The company noted the quarter came against an “outstanding growth comparator” from the prior year.
Smiths said it has returned £1.8 billion to shareholders over the last four years. Within the current £500 million buyback, £41 million was completed in fiscal 2024, £308 million in fiscal 2025, and £115 million has been carried out to date in the current fiscal year.
Performance across its divisions varied. John Crane, a provider of rotating equipment solutions, reported what Smiths called a “marginal organic revenue decline against high single-digit growth” from the same period a year earlier.
The company said the division’s outlook is supported by its order book, while noting “some market-driven project timing uncertainties.”
Flex-Tek, which supplies components to the construction, aerospace and industrial sectors, posted flat organic revenue for the quarter. Smiths attributed the result to anticipated construction-market pressures and strong prior-year growth, while stating that activity in aerospace and defense supports its outlook for fiscal 2026.
Smiths Detection, which provides threat-detection and screening systems, delivered double-digit organic revenue growth, extending momentum from the previous fiscal year. The company cited continued strong demand for detection products.

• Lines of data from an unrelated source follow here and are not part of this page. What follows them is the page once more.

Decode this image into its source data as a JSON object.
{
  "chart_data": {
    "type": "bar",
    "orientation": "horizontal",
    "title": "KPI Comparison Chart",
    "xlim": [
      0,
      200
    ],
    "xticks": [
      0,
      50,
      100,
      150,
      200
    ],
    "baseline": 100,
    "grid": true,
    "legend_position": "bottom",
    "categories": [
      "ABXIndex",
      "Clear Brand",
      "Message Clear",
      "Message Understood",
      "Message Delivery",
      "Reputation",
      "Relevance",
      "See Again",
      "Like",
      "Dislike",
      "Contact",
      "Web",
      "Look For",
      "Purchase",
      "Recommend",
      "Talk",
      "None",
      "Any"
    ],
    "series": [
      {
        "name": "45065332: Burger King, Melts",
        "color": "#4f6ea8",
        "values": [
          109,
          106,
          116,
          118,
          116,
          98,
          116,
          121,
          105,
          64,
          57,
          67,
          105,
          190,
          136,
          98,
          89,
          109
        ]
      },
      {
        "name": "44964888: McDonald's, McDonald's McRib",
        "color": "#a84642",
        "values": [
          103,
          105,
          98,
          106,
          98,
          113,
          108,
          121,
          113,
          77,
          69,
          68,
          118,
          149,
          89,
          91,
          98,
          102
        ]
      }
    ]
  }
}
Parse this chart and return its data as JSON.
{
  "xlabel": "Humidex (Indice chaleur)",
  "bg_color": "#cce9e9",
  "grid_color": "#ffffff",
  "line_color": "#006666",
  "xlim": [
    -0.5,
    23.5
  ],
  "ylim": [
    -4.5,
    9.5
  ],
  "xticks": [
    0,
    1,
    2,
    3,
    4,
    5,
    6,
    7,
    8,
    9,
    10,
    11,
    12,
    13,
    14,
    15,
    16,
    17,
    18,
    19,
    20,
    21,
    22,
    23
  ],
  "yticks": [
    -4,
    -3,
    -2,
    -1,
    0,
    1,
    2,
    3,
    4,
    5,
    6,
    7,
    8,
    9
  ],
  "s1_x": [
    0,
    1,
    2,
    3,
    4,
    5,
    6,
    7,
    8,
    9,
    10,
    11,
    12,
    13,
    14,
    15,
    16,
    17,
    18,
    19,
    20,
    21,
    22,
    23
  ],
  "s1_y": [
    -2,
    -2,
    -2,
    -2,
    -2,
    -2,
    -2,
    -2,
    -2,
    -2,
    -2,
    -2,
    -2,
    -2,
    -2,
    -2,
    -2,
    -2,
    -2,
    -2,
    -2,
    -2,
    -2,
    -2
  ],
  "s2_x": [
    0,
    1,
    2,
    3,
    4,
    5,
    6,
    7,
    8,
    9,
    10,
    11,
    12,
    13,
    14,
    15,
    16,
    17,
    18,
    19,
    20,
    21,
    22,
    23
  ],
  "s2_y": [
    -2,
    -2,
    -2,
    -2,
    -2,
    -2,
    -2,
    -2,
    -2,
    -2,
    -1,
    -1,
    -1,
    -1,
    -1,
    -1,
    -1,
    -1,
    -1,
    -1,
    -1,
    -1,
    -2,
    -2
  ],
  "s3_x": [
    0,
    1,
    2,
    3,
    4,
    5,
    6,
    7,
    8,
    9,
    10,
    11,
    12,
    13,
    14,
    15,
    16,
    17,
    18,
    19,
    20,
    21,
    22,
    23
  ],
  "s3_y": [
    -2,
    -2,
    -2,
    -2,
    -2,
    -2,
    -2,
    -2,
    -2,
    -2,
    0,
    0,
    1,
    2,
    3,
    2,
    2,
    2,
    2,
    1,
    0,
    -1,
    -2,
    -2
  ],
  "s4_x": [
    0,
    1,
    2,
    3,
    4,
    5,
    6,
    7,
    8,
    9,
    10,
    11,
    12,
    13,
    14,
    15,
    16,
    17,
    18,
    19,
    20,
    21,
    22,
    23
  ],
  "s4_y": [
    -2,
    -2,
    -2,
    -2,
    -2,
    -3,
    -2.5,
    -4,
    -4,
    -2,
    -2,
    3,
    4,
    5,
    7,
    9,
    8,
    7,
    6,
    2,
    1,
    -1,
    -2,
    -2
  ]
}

Smiths Interconnect, the division being sold to Molex, continued what the company described as strong early-year performance, supported by activity in aerospace, defense and semiconductor test markets.
Chief executive Roland Carter said the company is continuing to streamline its portfolio, adding that Smiths is continuing to “progress both the parallel sale and demerger processes for Smiths Detection as we execute our plan to focus Smiths as a high-performance industrial engineering company.”